Sortalas-my Book of Mandalas-sort of: Day 1

I’ve mentioned in the past, my strange reluctance to create mandalas.  I don’t quite understand it, because I love looking at them, and truly admire those who draw and paint them.  Perhaps, I’m just not ready, and will someday have the sudden urge to paint nothing but mandalas.

Meanwhile, I wanted to make a gift for someone that loves mandalas.  I decided to go against my own inclinations and do up a book of them for her.  As you might expect, me being me, my mandalas sort of aren’t mandalas.  so I’m calling them ‘Sortalas’.

I created three small booklets, using a faux leather technique for the covers.

Then I sewed the three booklets together.

Since the book has three sets of covers, it doesn’t really have a beginning or an end.  The sewn binding is loose enough that you can have any one of the booklets at the top, and there really isn’t a top or bottom.  That makes the whole thing kind of circular.

I used a plethora of techniques and mediums, heavy on the watercolor, for my Sortalas.  I didn’t keep track of what I was doing though, so no tutorials this time round.

Instead of showing you all of the Sortalas at once, I’m going to show you a booklet at a time, stretching it out over the next three days.  The better to see you wi….uh…I mean the better for you to see them.

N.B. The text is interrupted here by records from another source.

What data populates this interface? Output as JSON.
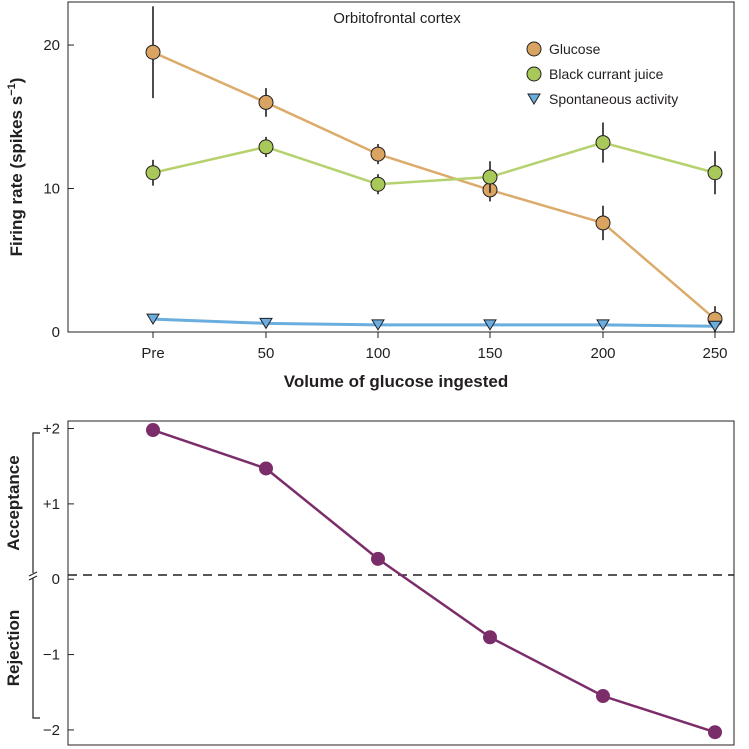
{
  "chart_data": [
    {
      "type": "line",
      "title": "Orbitofrontal cortex",
      "xlabel": "Volume of glucose ingested",
      "ylabel_main": "Firing rate (spikes s",
      "ylabel_sup": "−1",
      "ylabel_close": ")",
      "categories": [
        "Pre",
        "50",
        "100",
        "150",
        "200",
        "250"
      ],
      "ylim": [
        0,
        23
      ],
      "yticks": [
        {
          "value": 0,
          "label": "0"
        },
        {
          "value": 10,
          "label": "10"
        },
        {
          "value": 20,
          "label": "20"
        }
      ],
      "series": [
        {
          "name": "Glucose",
          "marker": "circle",
          "fill": "#d9a461",
          "line": "#dcab6b",
          "values": [
            19.5,
            16.0,
            12.4,
            9.9,
            7.6,
            0.9
          ],
          "errors": [
            3.2,
            1.0,
            0.7,
            0.8,
            1.2,
            0.9
          ]
        },
        {
          "name": "Black currant juice",
          "marker": "circle",
          "fill": "#a9c85a",
          "line": "#b6d16f",
          "values": [
            11.1,
            12.9,
            10.3,
            10.8,
            13.2,
            11.1
          ],
          "errors": [
            0.9,
            0.7,
            0.7,
            1.1,
            1.4,
            1.5
          ]
        },
        {
          "name": "Spontaneous activity",
          "marker": "triangle",
          "fill": "#6aaee0",
          "line": "#6aaee0",
          "values": [
            0.9,
            0.6,
            0.5,
            0.5,
            0.5,
            0.4
          ],
          "errors": [
            0.2,
            0.2,
            0.2,
            0.2,
            0.2,
            0.2
          ]
        }
      ]
    },
    {
      "type": "line",
      "title": "",
      "xlabel": "",
      "categories": [
        "Pre",
        "50",
        "100",
        "150",
        "200",
        "250"
      ],
      "ylim": [
        -2.2,
        2.1
      ],
      "yticks": [
        {
          "value": 2,
          "label": "+2"
        },
        {
          "value": 1,
          "label": "+1"
        },
        {
          "value": 0,
          "label": "0"
        },
        {
          "value": -1,
          "label": "−1"
        },
        {
          "value": -2,
          "label": "−2"
        }
      ],
      "side_labels": {
        "upper": "Acceptance",
        "lower": "Rejection"
      },
      "series": [
        {
          "name": "Acceptance/Rejection",
          "color": "#7b2d6a",
          "values": [
            1.98,
            1.47,
            0.27,
            -0.77,
            -1.55,
            -2.03
          ]
        }
      ]
    }
  ]
}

Tune in tomorrow for set two!


  1. ooo I love that the books themselves circle around. I'm a fan of the faux leather technique too…. did you have pages strung up all over the place like I did? I've made journal covers too, but most recently I made them into little mini books, folders actually, for both ATCs and Zentangle® tiles. You can check them out at Where did you find the embossing folders? the ones you used look new to me….Nice job!

  2. Whether you choose to believe it or not, these are perfect examples of mandala art. There really are no mandala “rules” other than which you impose upon yourself. The word itself means “whole”. Carl Jung brought mandala art to the West & used them as a form of early art therapy with himself & his patients. His process was to start with a circle and fill it in with whatever was on the person's mind. The process I used to make thousands of mandalas was to start at the center & work my way out in radially concentric patterns. (Which is how most people seem to describe mandala art) Use rulers & compasses or not. Stat at the center or fill in a circle. However you do it, (I believe) it's meant to be a representation of who you are in any given moment. Whether or not you choose to (or are able to) complete it in one sitting is up to you.

  3. Thank you! I'm used to seeing perfectly round mandalas that repeat and mirror so that it just doesn't seem like a mandala to me if a piece doesn't have those features. But it only makes sense, with the long history and tradition of the artform, that it would go beyond that.